This is the first in a series in which I'll be tracking Jackie Robinson's stint with the Kansas City Monarchs in 1945. I'm going to do it in "real-time"—if Jackie and the Monarchs played a game on April 20, 1945, I'll have a post about it on (or about) April 20, 2010. I don't expect to have a lot of commentary, instead hoping to fill a void with specifics—the nuts and bolts of game summaries, scores and stats. Hopefully we'll get to know some of Jackie's teammates and get a feel for the 1945 Negro leagues season as a whole along the way. Jackie joined the Monarchs in late March, so we're still a ways off from this project really getting going. But I do want to provide a little context to how Jackie ended up playing with the Monarchs in 1945 and what he was doing in the years prior.
Jackie's baseball experience was surprisingly sparse before joining the Monarchs. He had played at John Muir High School in Pasadena, CA and Pasadena Junior College before transferring to UCLA in 1939. Jackie played basketball, track and starred at football with the UCLA Bruins, but played just one season of baseball during his almost three years at the school. He hit .097 that 1940 season in spite of going 4-4 at the plate in his first game. Like all of the schools and teams Jackie had known throughout his life, UCLA was integrated and largely white. He achieved national renown as a football star, and appeared in the 1941 All-Star Football Game that pitted college all-stars versus the Chicago Bears. (He scored a remarkable touchdown in that game that you can see here.)
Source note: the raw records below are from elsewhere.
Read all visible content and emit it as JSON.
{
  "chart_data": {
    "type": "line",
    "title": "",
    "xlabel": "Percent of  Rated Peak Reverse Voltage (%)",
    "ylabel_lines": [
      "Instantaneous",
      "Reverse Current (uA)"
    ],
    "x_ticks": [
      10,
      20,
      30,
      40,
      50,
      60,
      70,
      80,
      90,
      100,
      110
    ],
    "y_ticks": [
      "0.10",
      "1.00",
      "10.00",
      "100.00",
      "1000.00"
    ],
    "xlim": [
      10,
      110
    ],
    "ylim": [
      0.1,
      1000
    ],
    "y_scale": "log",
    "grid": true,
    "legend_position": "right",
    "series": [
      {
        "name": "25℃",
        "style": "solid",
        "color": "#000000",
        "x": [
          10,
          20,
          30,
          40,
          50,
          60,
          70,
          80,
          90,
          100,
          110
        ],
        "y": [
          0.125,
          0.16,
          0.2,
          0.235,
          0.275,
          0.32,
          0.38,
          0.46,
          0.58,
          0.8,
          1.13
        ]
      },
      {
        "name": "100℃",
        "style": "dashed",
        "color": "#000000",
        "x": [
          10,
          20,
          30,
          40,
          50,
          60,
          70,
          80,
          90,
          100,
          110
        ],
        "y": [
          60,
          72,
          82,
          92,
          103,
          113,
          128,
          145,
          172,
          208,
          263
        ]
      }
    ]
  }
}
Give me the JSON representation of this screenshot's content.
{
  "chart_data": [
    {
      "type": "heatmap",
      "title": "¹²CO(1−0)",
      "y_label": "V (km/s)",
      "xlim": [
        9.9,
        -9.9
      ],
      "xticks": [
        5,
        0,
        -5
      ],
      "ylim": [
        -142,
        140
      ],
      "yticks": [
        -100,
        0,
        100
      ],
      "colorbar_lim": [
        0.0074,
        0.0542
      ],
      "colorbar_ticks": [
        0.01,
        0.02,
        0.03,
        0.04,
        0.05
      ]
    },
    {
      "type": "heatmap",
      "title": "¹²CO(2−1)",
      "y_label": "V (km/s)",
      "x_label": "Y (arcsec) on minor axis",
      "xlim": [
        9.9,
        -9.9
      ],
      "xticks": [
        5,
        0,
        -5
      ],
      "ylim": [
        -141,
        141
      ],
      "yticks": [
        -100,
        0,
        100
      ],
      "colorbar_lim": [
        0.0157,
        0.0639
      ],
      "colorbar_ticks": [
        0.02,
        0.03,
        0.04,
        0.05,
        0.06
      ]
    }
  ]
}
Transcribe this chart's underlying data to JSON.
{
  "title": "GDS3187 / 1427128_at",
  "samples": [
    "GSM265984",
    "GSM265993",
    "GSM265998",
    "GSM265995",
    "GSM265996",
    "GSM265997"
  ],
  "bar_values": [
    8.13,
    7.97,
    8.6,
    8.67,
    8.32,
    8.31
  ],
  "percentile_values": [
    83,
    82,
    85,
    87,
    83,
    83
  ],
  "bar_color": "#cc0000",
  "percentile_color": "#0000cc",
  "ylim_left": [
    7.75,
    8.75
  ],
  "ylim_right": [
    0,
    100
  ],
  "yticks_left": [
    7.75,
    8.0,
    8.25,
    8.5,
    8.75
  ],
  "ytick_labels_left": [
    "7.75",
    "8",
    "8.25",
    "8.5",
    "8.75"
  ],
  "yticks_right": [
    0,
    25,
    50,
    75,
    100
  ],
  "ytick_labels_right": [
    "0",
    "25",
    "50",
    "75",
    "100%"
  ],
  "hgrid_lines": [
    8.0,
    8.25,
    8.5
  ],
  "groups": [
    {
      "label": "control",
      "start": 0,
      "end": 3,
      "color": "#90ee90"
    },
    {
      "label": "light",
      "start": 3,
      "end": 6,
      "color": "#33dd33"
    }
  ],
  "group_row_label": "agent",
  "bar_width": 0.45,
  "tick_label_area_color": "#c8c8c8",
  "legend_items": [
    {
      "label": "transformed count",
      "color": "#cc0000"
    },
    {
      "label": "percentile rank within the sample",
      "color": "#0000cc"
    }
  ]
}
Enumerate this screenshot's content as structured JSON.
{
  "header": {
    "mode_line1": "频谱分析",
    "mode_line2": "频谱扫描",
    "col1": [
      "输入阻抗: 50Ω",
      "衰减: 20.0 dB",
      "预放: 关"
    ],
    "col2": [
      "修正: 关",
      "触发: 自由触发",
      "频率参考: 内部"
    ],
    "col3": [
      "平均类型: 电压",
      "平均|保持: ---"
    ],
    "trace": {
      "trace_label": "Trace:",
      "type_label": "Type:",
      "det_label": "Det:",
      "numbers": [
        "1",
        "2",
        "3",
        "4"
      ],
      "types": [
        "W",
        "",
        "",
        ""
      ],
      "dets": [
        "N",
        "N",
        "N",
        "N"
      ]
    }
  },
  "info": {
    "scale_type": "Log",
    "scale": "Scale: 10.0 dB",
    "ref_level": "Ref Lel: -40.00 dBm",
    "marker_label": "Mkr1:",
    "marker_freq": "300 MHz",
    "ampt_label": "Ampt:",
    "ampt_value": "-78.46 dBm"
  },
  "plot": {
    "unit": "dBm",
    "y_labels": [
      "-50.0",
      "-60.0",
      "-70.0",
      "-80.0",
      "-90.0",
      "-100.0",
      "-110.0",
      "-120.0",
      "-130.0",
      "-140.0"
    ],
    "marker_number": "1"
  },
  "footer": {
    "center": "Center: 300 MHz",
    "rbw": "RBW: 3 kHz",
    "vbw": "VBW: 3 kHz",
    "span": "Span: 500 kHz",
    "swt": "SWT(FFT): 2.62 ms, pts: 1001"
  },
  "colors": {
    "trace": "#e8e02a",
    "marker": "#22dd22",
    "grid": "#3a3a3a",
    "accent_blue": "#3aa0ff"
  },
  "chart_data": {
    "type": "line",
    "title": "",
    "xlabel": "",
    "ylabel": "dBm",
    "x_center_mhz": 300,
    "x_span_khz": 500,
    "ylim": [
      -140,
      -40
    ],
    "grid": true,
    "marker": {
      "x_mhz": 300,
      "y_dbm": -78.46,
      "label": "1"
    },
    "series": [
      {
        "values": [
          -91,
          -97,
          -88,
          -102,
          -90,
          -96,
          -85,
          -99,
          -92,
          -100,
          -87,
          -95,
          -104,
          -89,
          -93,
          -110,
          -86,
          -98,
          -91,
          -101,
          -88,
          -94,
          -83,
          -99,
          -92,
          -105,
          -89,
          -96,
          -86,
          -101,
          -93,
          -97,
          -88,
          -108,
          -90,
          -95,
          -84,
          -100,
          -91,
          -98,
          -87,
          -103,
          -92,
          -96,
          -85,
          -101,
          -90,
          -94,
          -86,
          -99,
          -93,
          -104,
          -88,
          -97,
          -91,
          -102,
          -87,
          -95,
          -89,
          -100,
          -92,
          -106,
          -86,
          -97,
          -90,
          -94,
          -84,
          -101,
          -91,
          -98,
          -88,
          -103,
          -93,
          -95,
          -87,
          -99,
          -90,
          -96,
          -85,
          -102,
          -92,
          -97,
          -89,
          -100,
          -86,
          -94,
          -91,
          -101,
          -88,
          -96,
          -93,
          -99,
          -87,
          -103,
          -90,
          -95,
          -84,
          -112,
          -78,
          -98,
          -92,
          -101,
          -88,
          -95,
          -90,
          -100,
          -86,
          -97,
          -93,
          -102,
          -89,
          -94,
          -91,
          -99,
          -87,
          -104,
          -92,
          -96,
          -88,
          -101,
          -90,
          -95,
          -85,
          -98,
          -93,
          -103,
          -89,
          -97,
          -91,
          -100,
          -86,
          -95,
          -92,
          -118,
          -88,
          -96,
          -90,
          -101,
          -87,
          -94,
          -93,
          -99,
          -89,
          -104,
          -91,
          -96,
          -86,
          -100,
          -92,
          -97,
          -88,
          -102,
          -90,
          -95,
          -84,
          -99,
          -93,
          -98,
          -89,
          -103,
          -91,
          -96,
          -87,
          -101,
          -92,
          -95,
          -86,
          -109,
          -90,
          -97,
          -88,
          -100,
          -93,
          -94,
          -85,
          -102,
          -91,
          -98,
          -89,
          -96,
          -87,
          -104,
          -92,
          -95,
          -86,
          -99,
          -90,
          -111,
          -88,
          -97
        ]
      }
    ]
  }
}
He left UCLA just short of graduating due to "financial hardship," and went to play on a semi-pro football team in Honolulu. He left Honolulu on December 5, 1941; two days later, Pearl Harbor in Honolulu was bombed. The US entered the war, and Jackie was soon drafted. His first station was Fort Riley, Kansas, 130 miles west of Kansas City. Jackie bristled at the segregation and racism rampant in the Army, and was court-martialed in 1944 after refusing to move to the back of an Army bus. He was acquitted of all charges, and honorably discharged in November 1944. He never saw combat. As far as I can tell, Jackie did not play organized sports during his two years in the Army, but while awaiting discharge, came across soldiers throwing a baseball. He struck up a conversation with one who had been a Kansas City Monarch. In his autobiography, Jackie said it was "a brother named Alexander," probably pitcher Ted Alexander. Alexander suggested to Jackie that he should write the Monarchs and ask to tryout. Jackie did, and was invited to meet up with the Monarchs in the spring. During the winter of '44-'45, he coached basketball at a small black college, Samuel Huston, in Texas. (Other sources give Hilton Smith credit for leading Jackie to the Monarchs. The truth about that is unclear.)
I hope you'll come along for the ride with Jackie and the 1945 Monarchs this season. Spring training starts March 20th in Houston.